Invited to reimagine the spaces of Prada Rong Zhai in an unprecedented way, Theaster Gates shows his ceramics body of work and reveals the link that exists between this activity as a ceramist and those as a visual artist, a performer, a professor, a urban planner and a community activist. For China Cabinet, Gates conceived a three-chapter story that unfolds in the rooms on the building’s first floor. Over the course of this narrative, the setting changes and the artist’s role evolves from guest to ghost to host.
In the first chapter, the artist as a guest presents the themes underlying his work in six showcases wherein visitors can trace the elements that characterize his practice: the reuse of materials and architectural construction techniques, his references to craftsmanship and spirituality, his employment of the stereotypical imagery imposed on the African-American community, the use of symbols from the civil rights movement, and the presence of archival material such as magazines, books, music, and films that constitute Gates’ universe.

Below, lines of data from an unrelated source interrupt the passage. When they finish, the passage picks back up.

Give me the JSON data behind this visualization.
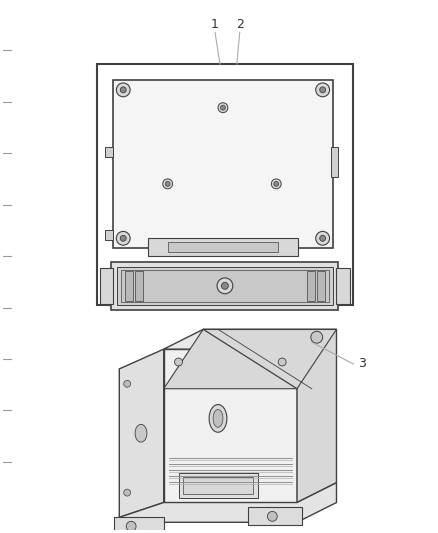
{
  "background_color": "#ffffff",
  "line_color": "#404040",
  "light_gray": "#e8e8e8",
  "mid_gray": "#aaaaaa",
  "dark_gray": "#333333",
  "fig_width": 4.38,
  "fig_height": 5.33,
  "dpi": 100
}
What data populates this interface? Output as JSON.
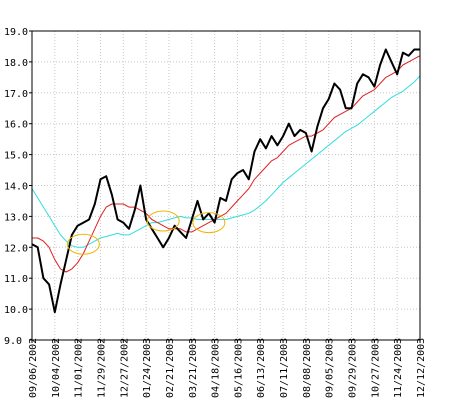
{
  "colors": {
    "background": "#ffffff",
    "axis": "#000000",
    "grid": "#c8c8c8",
    "price_line": "#000000",
    "fast_ma": "#e02020",
    "slow_ma": "#33dddd",
    "highlight_circle": "#f0b400"
  },
  "chart_data": {
    "type": "line",
    "title": "",
    "xlabel": "",
    "ylabel": "",
    "ylim": [
      9.0,
      19.0
    ],
    "yticks": [
      "9.0",
      "10.0",
      "11.0",
      "12.0",
      "13.0",
      "14.0",
      "15.0",
      "16.0",
      "17.0",
      "18.0",
      "19.0"
    ],
    "grid": true,
    "legend": "none",
    "xticks": [
      "09/06/2002",
      "10/04/2002",
      "11/01/2002",
      "11/29/2002",
      "12/27/2002",
      "01/24/2003",
      "02/21/2003",
      "03/21/2003",
      "04/18/2003",
      "05/16/2003",
      "06/13/2003",
      "07/11/2003",
      "08/08/2003",
      "09/05/2003",
      "09/29/2003",
      "10/27/2003",
      "11/24/2003",
      "12/12/2003"
    ],
    "series": [
      {
        "key": "price",
        "color": "#000000",
        "y": [
          12.1,
          12.0,
          11.0,
          10.8,
          9.9,
          10.8,
          11.6,
          12.4,
          12.7,
          12.8,
          12.9,
          13.4,
          14.2,
          14.3,
          13.7,
          12.9,
          12.8,
          12.6,
          13.2,
          14.0,
          12.9,
          12.6,
          12.3,
          12.0,
          12.3,
          12.7,
          12.5,
          12.3,
          12.9,
          13.5,
          12.9,
          13.1,
          12.8,
          13.6,
          13.5,
          14.2,
          14.4,
          14.5,
          14.2,
          15.1,
          15.5,
          15.2,
          15.6,
          15.3,
          15.6,
          16.0,
          15.6,
          15.8,
          15.7,
          15.1,
          15.9,
          16.5,
          16.8,
          17.3,
          17.1,
          16.5,
          16.5,
          17.3,
          17.6,
          17.5,
          17.2,
          17.9,
          18.4,
          18.0,
          17.6,
          18.3,
          18.2,
          18.4,
          18.4
        ]
      },
      {
        "key": "fast_ma",
        "color": "#e02020",
        "y": [
          12.3,
          12.3,
          12.2,
          12.0,
          11.6,
          11.3,
          11.2,
          11.3,
          11.5,
          11.8,
          12.2,
          12.6,
          13.0,
          13.3,
          13.4,
          13.4,
          13.4,
          13.3,
          13.3,
          13.2,
          13.1,
          12.9,
          12.8,
          12.7,
          12.6,
          12.6,
          12.6,
          12.5,
          12.5,
          12.6,
          12.7,
          12.8,
          12.9,
          13.0,
          13.1,
          13.3,
          13.5,
          13.7,
          13.9,
          14.2,
          14.4,
          14.6,
          14.8,
          14.9,
          15.1,
          15.3,
          15.4,
          15.5,
          15.6,
          15.6,
          15.7,
          15.8,
          16.0,
          16.2,
          16.3,
          16.4,
          16.5,
          16.7,
          16.9,
          17.0,
          17.1,
          17.3,
          17.5,
          17.6,
          17.7,
          17.9,
          18.0,
          18.1,
          18.2
        ]
      },
      {
        "key": "slow_ma",
        "color": "#33dddd",
        "y": [
          13.9,
          13.6,
          13.3,
          13.0,
          12.7,
          12.4,
          12.2,
          12.05,
          12.0,
          12.0,
          12.1,
          12.2,
          12.3,
          12.35,
          12.4,
          12.45,
          12.4,
          12.4,
          12.5,
          12.6,
          12.7,
          12.8,
          12.8,
          12.85,
          12.9,
          12.95,
          13.0,
          12.95,
          12.95,
          12.9,
          12.9,
          12.9,
          12.9,
          12.9,
          12.9,
          12.95,
          13.0,
          13.05,
          13.1,
          13.2,
          13.35,
          13.5,
          13.7,
          13.9,
          14.1,
          14.25,
          14.4,
          14.55,
          14.7,
          14.85,
          15.0,
          15.15,
          15.3,
          15.45,
          15.6,
          15.75,
          15.85,
          15.95,
          16.1,
          16.25,
          16.4,
          16.55,
          16.7,
          16.85,
          16.95,
          17.05,
          17.2,
          17.35,
          17.55
        ]
      }
    ],
    "annotations": [
      {
        "type": "circle",
        "x_index": 9,
        "y": 12.1
      },
      {
        "type": "circle",
        "x_index": 23,
        "y": 12.85
      },
      {
        "type": "circle",
        "x_index": 31,
        "y": 12.8
      }
    ]
  }
}
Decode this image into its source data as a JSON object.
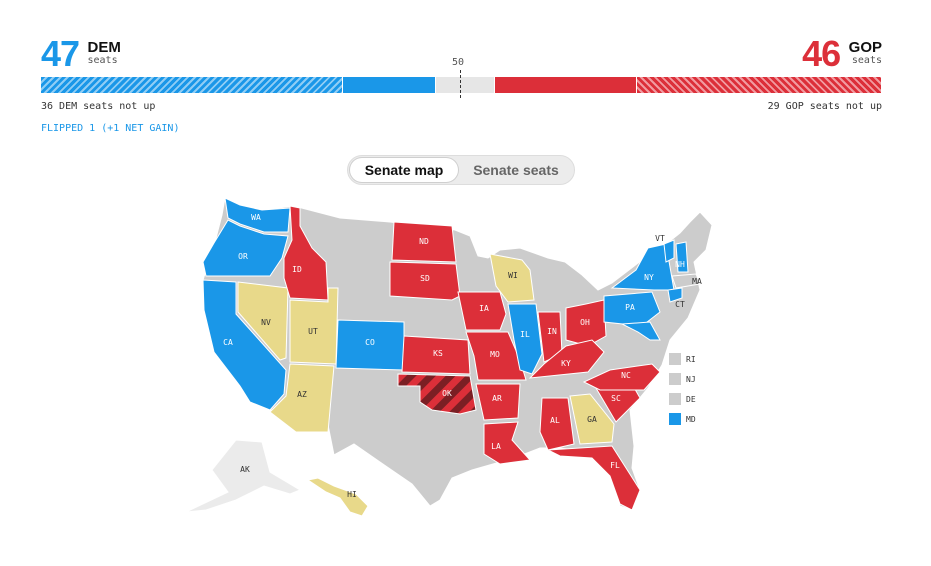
{
  "colors": {
    "dem": "#1a97e8",
    "gop": "#dc2f39",
    "gop_flip": "#7b1f24",
    "tossup": "#e8d98a",
    "no_race": "#cccccc",
    "alaska": "#ebebeb"
  },
  "header": {
    "dem": {
      "count": "47",
      "party": "DEM",
      "label": "seats"
    },
    "gop": {
      "count": "46",
      "party": "GOP",
      "label": "seats"
    },
    "majority_mark": "50"
  },
  "seat_bar": {
    "total_seats": 100,
    "dem_not_up": 36,
    "dem_won": 11,
    "uncalled": 7,
    "gop_won": 17,
    "gop_not_up": 29
  },
  "notes": {
    "dem_not_up": "36 DEM seats not up",
    "gop_not_up": "29 GOP seats not up",
    "flipped": "FLIPPED 1 (+1 NET GAIN)"
  },
  "tabs": {
    "map": "Senate map",
    "seats": "Senate seats"
  },
  "map": {
    "states": {
      "WA": {
        "label": "WA",
        "status": "dem"
      },
      "OR": {
        "label": "OR",
        "status": "dem"
      },
      "CA": {
        "label": "CA",
        "status": "dem"
      },
      "NV": {
        "label": "NV",
        "status": "tossup"
      },
      "ID": {
        "label": "ID",
        "status": "gop"
      },
      "UT": {
        "label": "UT",
        "status": "tossup"
      },
      "AZ": {
        "label": "AZ",
        "status": "tossup"
      },
      "CO": {
        "label": "CO",
        "status": "dem"
      },
      "ND": {
        "label": "ND",
        "status": "gop"
      },
      "SD": {
        "label": "SD",
        "status": "gop"
      },
      "KS": {
        "label": "KS",
        "status": "gop"
      },
      "OK": {
        "label": "OK",
        "status": "gop_flip"
      },
      "IA": {
        "label": "IA",
        "status": "gop"
      },
      "MO": {
        "label": "MO",
        "status": "gop"
      },
      "AR": {
        "label": "AR",
        "status": "gop"
      },
      "LA": {
        "label": "LA",
        "status": "gop"
      },
      "WI": {
        "label": "WI",
        "status": "tossup"
      },
      "IL": {
        "label": "IL",
        "status": "dem"
      },
      "IN": {
        "label": "IN",
        "status": "gop"
      },
      "OH": {
        "label": "OH",
        "status": "gop"
      },
      "KY": {
        "label": "KY",
        "status": "gop"
      },
      "AL": {
        "label": "AL",
        "status": "gop"
      },
      "GA": {
        "label": "GA",
        "status": "tossup"
      },
      "FL": {
        "label": "FL",
        "status": "gop"
      },
      "SC": {
        "label": "SC",
        "status": "gop"
      },
      "NC": {
        "label": "NC",
        "status": "gop"
      },
      "PA": {
        "label": "PA",
        "status": "dem"
      },
      "NY": {
        "label": "NY",
        "status": "dem"
      },
      "VT": {
        "label": "VT",
        "status": "dem"
      },
      "NH": {
        "label": "NH",
        "status": "dem"
      },
      "MA": {
        "label": "MA",
        "status": "no_race"
      },
      "CT": {
        "label": "CT",
        "status": "dem"
      },
      "MD": {
        "label": "MD",
        "status": "dem"
      },
      "AK": {
        "label": "AK",
        "status": "alaska"
      },
      "HI": {
        "label": "HI",
        "status": "tossup"
      }
    },
    "small_states": [
      {
        "label": "RI",
        "status": "no_race"
      },
      {
        "label": "NJ",
        "status": "no_race"
      },
      {
        "label": "DE",
        "status": "no_race"
      },
      {
        "label": "MD",
        "status": "dem"
      }
    ]
  }
}
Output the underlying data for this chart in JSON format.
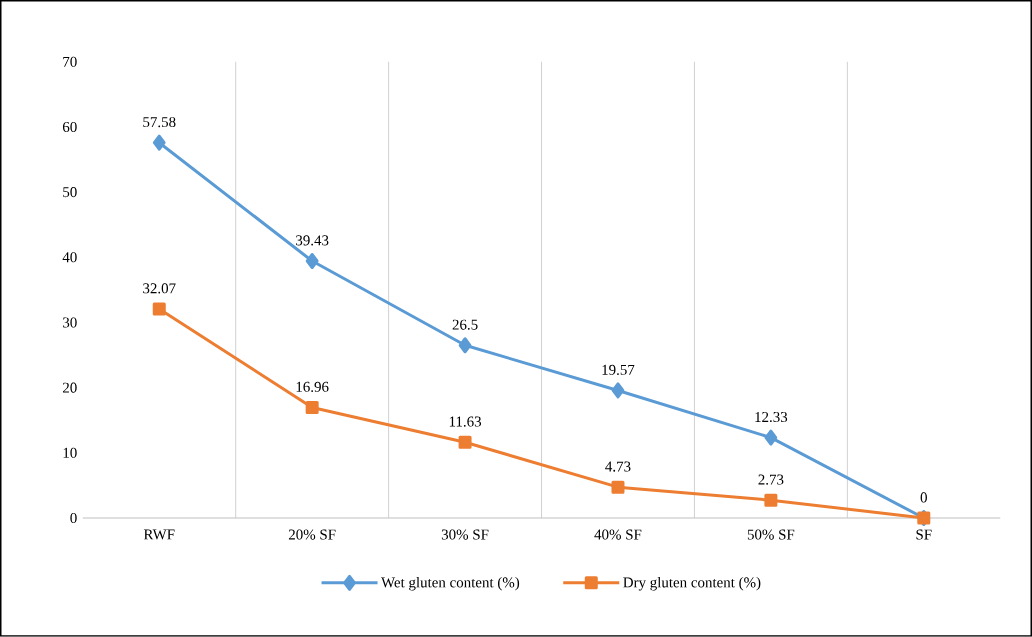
{
  "chart_data": {
    "type": "line",
    "categories": [
      "RWF",
      "20% SF",
      "30% SF",
      "40% SF",
      "50% SF",
      "SF"
    ],
    "series": [
      {
        "name": "Wet gluten content (%)",
        "color": "#5b9bd5",
        "marker": "diamond",
        "values": [
          57.58,
          39.43,
          26.5,
          19.57,
          12.33,
          0
        ],
        "value_labels": [
          "57.58",
          "39.43",
          "26.5",
          "19.57",
          "12.33",
          "0"
        ]
      },
      {
        "name": "Dry gluten content (%)",
        "color": "#ed7d31",
        "marker": "square",
        "values": [
          32.07,
          16.96,
          11.63,
          4.73,
          2.73,
          0
        ],
        "value_labels": [
          "32.07",
          "16.96",
          "11.63",
          "4.73",
          "2.73",
          null
        ]
      }
    ],
    "ylim": [
      0,
      70
    ],
    "yticks": [
      0,
      10,
      20,
      30,
      40,
      50,
      60,
      70
    ],
    "grid": "x",
    "legend": "bottom",
    "line_style": "solid"
  }
}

The second phase of the show invokes the artist as an interlocutor. Here, Gates reveals the complexity of his relationship to ceramics —which comprises both intellectual and tactile aspects—in a site-specific installation divided into two parts. The first is a precise and clean presentation of his works distributed throughout the space as if they were in an antique Chinese porcelain boutique. The second part is a reconstruction of his potter’s workshop presenting many plates, cups, bowls, vases, and other utilitarian ceramics alongside artworks made using similar techniques.
The story culminates with the artist’s complete occupation of Prada Rong Zhai with artworks displayed as they would be in a private home. In the end, the artist has transformed from a visitor into a generous host desiring to share the comfort and beauty of his carefully appointed residence with his guests.